Design Zone, on display in the North Gallery, is organized into three thematic areas, highlighting the relationship between mathematical thinking and the creative process in: art, music, and engineering. Visitors can design their own experiences and solve real-world challenges while discovering math is a fundamental, creative tool used to design and invent.

Design Zone was produced and is toured by the Oregon Museum of Science and Industry. This exhibit was made possible by a National Science Foundation grant.

This exhibit is locally sponsored by:

Diane Anderson
Leo and Terry Battle
Marcel and Mary Daguerre
Ken and Liz Fleming
Friend of the Museum
John and Renée McAmis
Marcia Moore, M.D.
Jennifer and Kevin Parrish
Judy Sitton
Joan Stewart-Thorpe
Garey and Barbara Weibel

Delta Grandeur

The great California Delta, as photographed by Rich Turner This exhibit will be on display in the Newberry Gallery from January 28, 2017 through Spring 2018.

Delta Grandeur celebrates and shares the extraordinary grandeur and diversity of California's Delta, an endangered ecosystem. Produced through the eye and vision of photographer Rich Turner, the Delta is vast in its agricultural bounties and is vital in supplying one of our most necessary natural resources: fresh water.

The Delta is an expansive inland river system and the largest estuary on the West Coast of the Americas. Through vibrant imagery, this exhibition explores the complex relationship that humans and wildlife have forged with the Delta. The future of the Delta's water is currently being debated and the outcome will impact all Californians.

This exhibit is locally sponsored by Gwen Quail.

Our Ocean's Edge

A collage of some of the photography shown at the Our Ocean's Edge exhibit This exhibit was on display in the Cornyn Valley Gallery from January 28 through May 7, 2017.

California made history with the creation of the nation’s first statewide system of ocean parks − a network of 124 Marine Protected Areas (MPAs) stretching from Oregon to the Mexico border. Like national parks on land, MPAs are magnificent in beauty and wildness while providing protection for wildlife, solutions to climate change, and recreational resources for all.
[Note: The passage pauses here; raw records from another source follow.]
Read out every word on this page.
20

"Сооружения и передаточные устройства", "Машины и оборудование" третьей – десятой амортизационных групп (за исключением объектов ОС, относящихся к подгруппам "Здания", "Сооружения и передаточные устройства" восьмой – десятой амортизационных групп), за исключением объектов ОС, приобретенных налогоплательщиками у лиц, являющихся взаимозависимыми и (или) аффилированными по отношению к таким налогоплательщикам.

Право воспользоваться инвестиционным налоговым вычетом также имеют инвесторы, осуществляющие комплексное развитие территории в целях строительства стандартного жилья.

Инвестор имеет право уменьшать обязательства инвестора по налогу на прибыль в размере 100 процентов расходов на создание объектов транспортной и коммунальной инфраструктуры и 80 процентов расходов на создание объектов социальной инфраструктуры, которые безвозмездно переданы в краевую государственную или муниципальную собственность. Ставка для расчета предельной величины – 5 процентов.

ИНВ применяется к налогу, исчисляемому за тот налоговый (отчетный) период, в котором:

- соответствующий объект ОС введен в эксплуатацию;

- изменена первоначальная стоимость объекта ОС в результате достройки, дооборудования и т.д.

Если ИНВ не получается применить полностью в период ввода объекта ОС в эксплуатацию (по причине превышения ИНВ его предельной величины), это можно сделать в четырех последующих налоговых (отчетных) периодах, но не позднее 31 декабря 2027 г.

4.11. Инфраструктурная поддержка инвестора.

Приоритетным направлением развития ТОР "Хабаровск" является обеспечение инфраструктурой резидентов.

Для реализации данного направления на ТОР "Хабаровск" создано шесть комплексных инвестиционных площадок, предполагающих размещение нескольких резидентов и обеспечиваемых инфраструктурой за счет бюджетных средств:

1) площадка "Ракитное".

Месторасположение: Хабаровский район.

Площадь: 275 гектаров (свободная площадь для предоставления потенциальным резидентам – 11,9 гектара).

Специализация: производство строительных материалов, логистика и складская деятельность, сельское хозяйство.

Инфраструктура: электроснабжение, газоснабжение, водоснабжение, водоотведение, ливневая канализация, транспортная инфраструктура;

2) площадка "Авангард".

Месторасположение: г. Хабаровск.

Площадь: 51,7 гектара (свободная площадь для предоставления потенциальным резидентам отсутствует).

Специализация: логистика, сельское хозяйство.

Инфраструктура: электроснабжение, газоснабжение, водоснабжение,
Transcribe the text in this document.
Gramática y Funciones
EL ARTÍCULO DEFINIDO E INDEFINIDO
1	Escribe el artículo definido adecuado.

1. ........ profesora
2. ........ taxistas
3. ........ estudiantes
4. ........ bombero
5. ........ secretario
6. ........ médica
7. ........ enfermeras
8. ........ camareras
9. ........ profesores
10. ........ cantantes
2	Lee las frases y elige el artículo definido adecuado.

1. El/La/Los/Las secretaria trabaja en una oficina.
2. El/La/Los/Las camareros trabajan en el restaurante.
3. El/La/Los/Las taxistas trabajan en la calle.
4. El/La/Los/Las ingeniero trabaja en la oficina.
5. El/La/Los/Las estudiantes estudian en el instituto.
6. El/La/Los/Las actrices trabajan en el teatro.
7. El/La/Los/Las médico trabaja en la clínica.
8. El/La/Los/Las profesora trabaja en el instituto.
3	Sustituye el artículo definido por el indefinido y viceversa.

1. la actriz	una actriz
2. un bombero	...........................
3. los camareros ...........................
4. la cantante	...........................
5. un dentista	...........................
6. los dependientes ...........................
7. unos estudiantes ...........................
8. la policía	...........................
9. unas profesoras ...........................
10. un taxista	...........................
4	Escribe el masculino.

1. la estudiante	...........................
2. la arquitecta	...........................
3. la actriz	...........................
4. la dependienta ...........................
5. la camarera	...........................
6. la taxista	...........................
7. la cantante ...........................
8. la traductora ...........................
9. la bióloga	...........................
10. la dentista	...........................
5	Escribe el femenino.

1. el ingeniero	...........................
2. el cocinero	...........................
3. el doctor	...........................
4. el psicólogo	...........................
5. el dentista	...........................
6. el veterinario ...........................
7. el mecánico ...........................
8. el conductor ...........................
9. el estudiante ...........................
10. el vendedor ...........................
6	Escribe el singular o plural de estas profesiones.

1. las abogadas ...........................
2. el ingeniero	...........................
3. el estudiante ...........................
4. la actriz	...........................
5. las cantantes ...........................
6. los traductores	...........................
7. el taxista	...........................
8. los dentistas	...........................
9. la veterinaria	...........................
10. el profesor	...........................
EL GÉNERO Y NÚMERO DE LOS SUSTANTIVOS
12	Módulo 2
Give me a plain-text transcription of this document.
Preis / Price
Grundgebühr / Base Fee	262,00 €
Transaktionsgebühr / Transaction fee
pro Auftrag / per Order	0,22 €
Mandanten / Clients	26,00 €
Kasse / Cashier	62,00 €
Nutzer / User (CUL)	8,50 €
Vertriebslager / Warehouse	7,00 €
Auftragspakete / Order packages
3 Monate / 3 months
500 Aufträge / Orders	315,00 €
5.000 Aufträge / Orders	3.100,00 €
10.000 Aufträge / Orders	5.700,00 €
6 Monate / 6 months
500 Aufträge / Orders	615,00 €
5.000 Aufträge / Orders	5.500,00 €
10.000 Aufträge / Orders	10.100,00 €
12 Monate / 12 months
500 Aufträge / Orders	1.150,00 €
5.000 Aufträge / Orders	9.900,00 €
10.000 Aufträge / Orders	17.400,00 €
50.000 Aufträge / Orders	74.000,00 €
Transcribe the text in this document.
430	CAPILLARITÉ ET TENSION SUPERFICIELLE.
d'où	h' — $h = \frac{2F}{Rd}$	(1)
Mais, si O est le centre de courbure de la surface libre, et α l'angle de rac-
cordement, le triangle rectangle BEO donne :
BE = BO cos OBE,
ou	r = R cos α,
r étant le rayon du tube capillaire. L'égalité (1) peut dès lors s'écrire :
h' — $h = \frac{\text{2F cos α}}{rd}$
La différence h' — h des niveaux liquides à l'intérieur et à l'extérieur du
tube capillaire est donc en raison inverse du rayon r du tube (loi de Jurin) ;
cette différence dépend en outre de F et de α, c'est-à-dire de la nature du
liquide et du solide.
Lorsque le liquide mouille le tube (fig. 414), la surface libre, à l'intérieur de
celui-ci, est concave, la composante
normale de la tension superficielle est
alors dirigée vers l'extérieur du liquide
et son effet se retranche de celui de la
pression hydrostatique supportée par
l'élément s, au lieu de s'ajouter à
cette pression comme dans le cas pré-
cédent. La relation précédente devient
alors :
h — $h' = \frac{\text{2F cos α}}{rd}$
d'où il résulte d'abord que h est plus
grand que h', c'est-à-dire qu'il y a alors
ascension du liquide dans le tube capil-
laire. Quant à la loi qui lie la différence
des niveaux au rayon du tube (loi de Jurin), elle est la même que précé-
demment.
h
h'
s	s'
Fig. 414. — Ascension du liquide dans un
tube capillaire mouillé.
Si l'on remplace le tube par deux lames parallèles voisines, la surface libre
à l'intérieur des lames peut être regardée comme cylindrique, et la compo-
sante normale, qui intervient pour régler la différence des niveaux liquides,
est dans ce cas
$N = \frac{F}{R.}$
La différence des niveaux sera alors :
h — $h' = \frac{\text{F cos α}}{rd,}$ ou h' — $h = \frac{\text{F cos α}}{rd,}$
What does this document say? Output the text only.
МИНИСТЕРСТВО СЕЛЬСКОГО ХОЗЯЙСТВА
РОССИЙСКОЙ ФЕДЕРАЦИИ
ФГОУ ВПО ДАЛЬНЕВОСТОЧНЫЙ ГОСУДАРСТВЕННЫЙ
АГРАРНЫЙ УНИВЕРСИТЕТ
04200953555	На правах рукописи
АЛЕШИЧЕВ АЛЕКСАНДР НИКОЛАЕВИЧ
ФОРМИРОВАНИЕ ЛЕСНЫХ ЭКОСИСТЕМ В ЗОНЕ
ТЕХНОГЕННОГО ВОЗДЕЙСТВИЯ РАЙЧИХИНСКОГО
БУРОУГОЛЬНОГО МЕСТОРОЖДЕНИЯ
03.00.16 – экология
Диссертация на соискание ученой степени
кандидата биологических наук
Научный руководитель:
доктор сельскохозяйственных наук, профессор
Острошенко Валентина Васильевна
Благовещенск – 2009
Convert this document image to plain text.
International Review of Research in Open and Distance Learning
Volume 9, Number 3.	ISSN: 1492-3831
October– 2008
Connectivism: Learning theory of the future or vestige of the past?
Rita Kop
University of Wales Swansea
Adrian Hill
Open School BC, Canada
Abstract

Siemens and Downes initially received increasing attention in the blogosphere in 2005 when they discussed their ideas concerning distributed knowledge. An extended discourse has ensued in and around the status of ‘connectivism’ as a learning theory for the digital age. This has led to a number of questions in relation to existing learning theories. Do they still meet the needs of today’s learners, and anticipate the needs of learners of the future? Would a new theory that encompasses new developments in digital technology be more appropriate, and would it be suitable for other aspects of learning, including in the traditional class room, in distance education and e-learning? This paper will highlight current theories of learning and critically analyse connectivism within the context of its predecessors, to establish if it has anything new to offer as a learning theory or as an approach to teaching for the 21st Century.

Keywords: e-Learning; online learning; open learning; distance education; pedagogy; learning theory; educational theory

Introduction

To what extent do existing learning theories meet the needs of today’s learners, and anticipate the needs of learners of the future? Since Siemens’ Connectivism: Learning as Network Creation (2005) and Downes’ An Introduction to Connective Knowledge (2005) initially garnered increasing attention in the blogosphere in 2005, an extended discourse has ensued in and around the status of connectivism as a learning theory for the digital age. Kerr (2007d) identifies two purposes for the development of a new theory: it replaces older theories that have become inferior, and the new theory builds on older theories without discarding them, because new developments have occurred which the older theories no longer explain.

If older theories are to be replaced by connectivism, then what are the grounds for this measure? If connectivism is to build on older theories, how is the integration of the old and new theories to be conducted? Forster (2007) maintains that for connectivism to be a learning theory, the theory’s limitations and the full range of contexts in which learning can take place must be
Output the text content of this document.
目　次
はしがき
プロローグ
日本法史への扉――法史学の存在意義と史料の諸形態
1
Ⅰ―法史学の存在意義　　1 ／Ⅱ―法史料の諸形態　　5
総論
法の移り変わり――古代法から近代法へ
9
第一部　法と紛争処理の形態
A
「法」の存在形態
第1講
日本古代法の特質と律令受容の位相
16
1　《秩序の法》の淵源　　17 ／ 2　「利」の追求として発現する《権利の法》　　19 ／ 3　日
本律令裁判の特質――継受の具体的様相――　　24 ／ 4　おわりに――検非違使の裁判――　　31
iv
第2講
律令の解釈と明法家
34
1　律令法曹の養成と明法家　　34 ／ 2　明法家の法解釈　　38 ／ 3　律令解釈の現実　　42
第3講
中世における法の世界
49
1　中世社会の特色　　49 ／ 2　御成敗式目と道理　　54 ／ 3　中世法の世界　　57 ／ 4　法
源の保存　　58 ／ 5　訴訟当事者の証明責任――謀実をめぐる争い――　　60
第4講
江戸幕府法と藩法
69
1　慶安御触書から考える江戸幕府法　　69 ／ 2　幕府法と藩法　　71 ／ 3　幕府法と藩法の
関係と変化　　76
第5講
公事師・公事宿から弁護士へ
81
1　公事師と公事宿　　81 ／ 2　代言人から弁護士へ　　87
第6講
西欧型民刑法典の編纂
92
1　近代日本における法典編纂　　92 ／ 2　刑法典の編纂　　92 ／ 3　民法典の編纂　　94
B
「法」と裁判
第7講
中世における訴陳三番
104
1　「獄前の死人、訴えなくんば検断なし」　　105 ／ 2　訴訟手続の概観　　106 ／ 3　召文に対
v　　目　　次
Soon after the system was established, LA-based photographer Jasmine Swope set out to capture the essence of the marine parks. Her quest took her up and down California’s 1,100 mile long coastline. The result is “Our Ocean’s Edge,” a photographic documentary project that celebrates these fragile seascapes, from Southern to Northern California, while increasing awareness about their natural benefits and promoting ecological conservation.